Reacting to the development, Falana said:
“Abdulmumin Jibrin has submitted a petition to the EFCC and ICPC. Until an investigation into the allegations is concluded the issue of prosecution does not arise. The allegations are grave. Apart from budget padding, there are other allegations of corrupt practices.
“It is however doubtful if the anti-graft agencies will be allowed to inquire into Jibrin’s allegations, since there are dangerous moves to resolve the matter as a family affair by the APC. But unfortunately for the party, the cat has been let out of the bag. A cover-up is no longer possible at this stage,” Falana said.
He told Punch that President Buhari signed the 2016 budget believing that it was properly passed by the National Assembly.
“But it has now emerged that 10 legislators led by the Speaker allegedly altered the budget by inserting 2,000 items worth N100bn, otherwise called constituency projects. When it emerged that Jibrin alone allocated N4bn to his constituency the House resolved to remove him. The other members kicked against Jibrin on the ground that 359 members were left to share the remaining N96bn his own part, Jibrin had alleged that the Speaker and nine others inserted projects worth about N40bn in their own constituencies.

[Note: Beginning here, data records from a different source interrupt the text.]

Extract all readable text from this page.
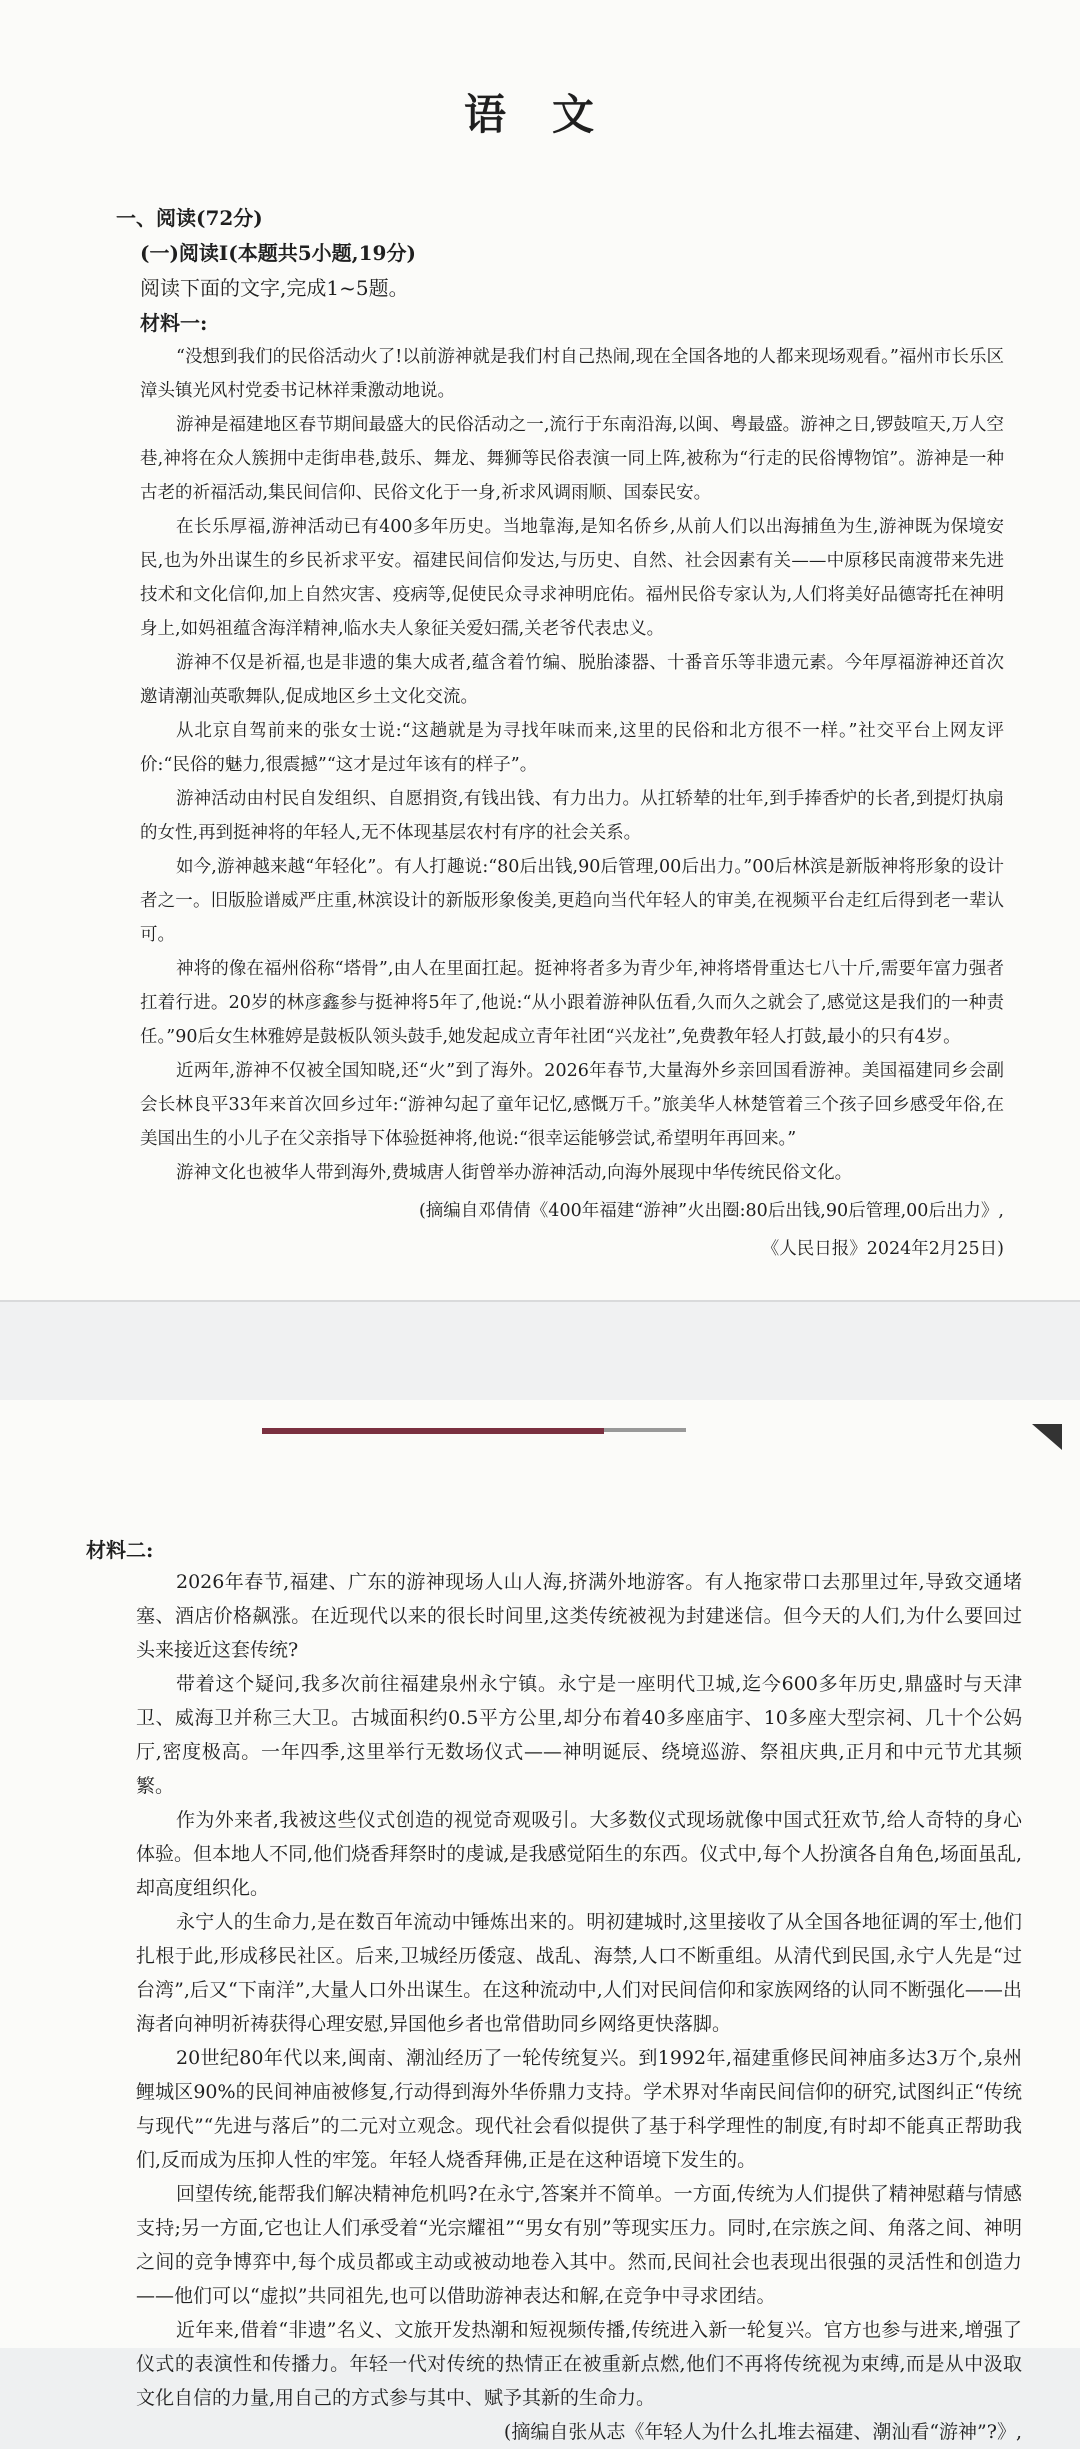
语文
一、阅读(72分)
(一)阅读Ⅰ(本题共5小题,19分)
阅读下面的文字,完成1~5题。
材料一:

“没想到我们的民俗活动火了!以前游神就是我们村自己热闹,现在全国各地的人都来现场观看。”福州市长乐区漳头镇光风村党委书记林祥秉激动地说。

游神是福建地区春节期间最盛大的民俗活动之一,流行于东南沿海,以闽、粤最盛。游神之日,锣鼓喧天,万人空巷,神将在众人簇拥中走街串巷,鼓乐、舞龙、舞狮等民俗表演一同上阵,被称为“行走的民俗博物馆”。游神是一种古老的祈福活动,集民间信仰、民俗文化于一身,祈求风调雨顺、国泰民安。

在长乐厚福,游神活动已有400多年历史。当地靠海,是知名侨乡,从前人们以出海捕鱼为生,游神既为保境安民,也为外出谋生的乡民祈求平安。福建民间信仰发达,与历史、自然、社会因素有关——中原移民南渡带来先进技术和文化信仰,加上自然灾害、疫病等,促使民众寻求神明庇佑。福州民俗专家认为,人们将美好品德寄托在神明身上,如妈祖蕴含海洋精神,临水夫人象征关爱妇孺,关老爷代表忠义。

游神不仅是祈福,也是非遗的集大成者,蕴含着竹编、脱胎漆器、十番音乐等非遗元素。今年厚福游神还首次邀请潮汕英歌舞队,促成地区乡土文化交流。

从北京自驾前来的张女士说:“这趟就是为寻找年味而来,这里的民俗和北方很不一样。”社交平台上网友评价:“民俗的魅力,很震撼”“这才是过年该有的样子”。

游神活动由村民自发组织、自愿捐资,有钱出钱、有力出力。从扛轿辇的壮年,到手捧香炉的长者,到提灯执扇的女性,再到挺神将的年轻人,无不体现基层农村有序的社会关系。

如今,游神越来越“年轻化”。有人打趣说:“80后出钱,90后管理,00后出力。”00后林滨是新版神将形象的设计者之一。旧版脸谱威严庄重,林滨设计的新版形象俊美,更趋向当代年轻人的审美,在视频平台走红后得到老一辈认可。

神将的像在福州俗称“塔骨”,由人在里面扛起。挺神将者多为青少年,神将塔骨重达七八十斤,需要年富力强者扛着行进。20岁的林彦鑫参与挺神将5年了,他说:“从小跟着游神队伍看,久而久之就会了,感觉这是我们的一种责任。”90后女生林雅婷是鼓板队领头鼓手,她发起成立青年社团“兴龙社”,免费教年轻人打鼓,最小的只有4岁。

近两年,游神不仅被全国知晓,还“火”到了海外。2026年春节,大量海外乡亲回国看游神。美国福建同乡会副会长林良平33年来首次回乡过年:“游神勾起了童年记忆,感慨万千。”旅美华人林楚管着三个孩子回乡感受年俗,在美国出生的小儿子在父亲指导下体验挺神将,他说:“很幸运能够尝试,希望明年再回来。”

游神文化也被华人带到海外,费城唐人街曾举办游神活动,向海外展现中华传统民俗文化。

(摘编自邓倩倩《400年福建“游神”火出圈:80后出钱,90后管理,00后出力》,
《人民日报》2024年2月25日)
材料二:

2026年春节,福建、广东的游神现场人山人海,挤满外地游客。有人拖家带口去那里过年,导致交通堵塞、酒店价格飙涨。在近现代以来的很长时间里,这类传统被视为封建迷信。但今天的人们,为什么要回过头来接近这套传统?

带着这个疑问,我多次前往福建泉州永宁镇。永宁是一座明代卫城,迄今600多年历史,鼎盛时与天津卫、威海卫并称三大卫。古城面积约0.5平方公里,却分布着40多座庙宇、10多座大型宗祠、几十个公妈厅,密度极高。一年四季,这里举行无数场仪式——神明诞辰、绕境巡游、祭祖庆典,正月和中元节尤其频繁。

作为外来者,我被这些仪式创造的视觉奇观吸引。大多数仪式现场就像中国式狂欢节,给人奇特的身心体验。但本地人不同,他们烧香拜祭时的虔诚,是我感觉陌生的东西。仪式中,每个人扮演各自角色,场面虽乱,却高度组织化。

永宁人的生命力,是在数百年流动中锤炼出来的。明初建城时,这里接收了从全国各地征调的军士,他们扎根于此,形成移民社区。后来,卫城经历倭寇、战乱、海禁,人口不断重组。从清代到民国,永宁人先是“过台湾”,后又“下南洋”,大量人口外出谋生。在这种流动中,人们对民间信仰和家族网络的认同不断强化——出海者向神明祈祷获得心理安慰,异国他乡者也常借助同乡网络更快落脚。

20世纪80年代以来,闽南、潮汕经历了一轮传统复兴。到1992年,福建重修民间神庙多达3万个,泉州鲤城区90%的民间神庙被修复,行动得到海外华侨鼎力支持。学术界对华南民间信仰的研究,试图纠正“传统与现代”“先进与落后”的二元对立观念。现代社会看似提供了基于科学理性的制度,有时却不能真正帮助我们,反而成为压抑人性的牢笼。年轻人烧香拜佛,正是在这种语境下发生的。

回望传统,能帮我们解决精神危机吗?在永宁,答案并不简单。一方面,传统为人们提供了精神慰藉与情感支持;另一方面,它也让人们承受着“光宗耀祖”“男女有别”等现实压力。同时,在宗族之间、角落之间、神明之间的竞争博弈中,每个成员都或主动或被动地卷入其中。然而,民间社会也表现出很强的灵活性和创造力——他们可以“虚拟”共同祖先,也可以借助游神表达和解,在竞争中寻求团结。

近年来,借着“非遗”名义、文旅开发热潮和短视频传播,传统进入新一轮复兴。官方也参与进来,增强了仪式的表演性和传播力。年轻一代对传统的热情正在被重新点燃,他们不再将传统视为束缚,而是从中汲取文化自信的力量,用自己的方式参与其中、赋予其新的生命力。

(摘编自张从志《年轻人为什么扎堆去福建、潮汕看“游神”?》,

"If it is established that the alterations were elected after the passing of the budget by both houses, the issue at hand goes beyond padding. A clear case of conspiracy, fraud and forgery can be established against the suspects.
"Padding takes place when legislators resolve to rewrite the budget by introducing new items outside the estimates prepared and presented to them by the President,” the respected lawyer said.
He said the controversy over padding of budget was laid to rest with the Fiscal Responsibility Act 2007, which allowed the finance minister to source input from certain institutions including the National Assembly during the course of preparing the budget.
“That is when negotiations and horse-trading with the executive by the legislators is allowed. But neither the Act nor the Nigerian Constitution has empowered the National assembly members to rewrite the national budget by including constituency projects whose costs are fixed by the legislators. Under section 81 of the Constitution, the President is given the exclusive power to cause the budget to be prepared.”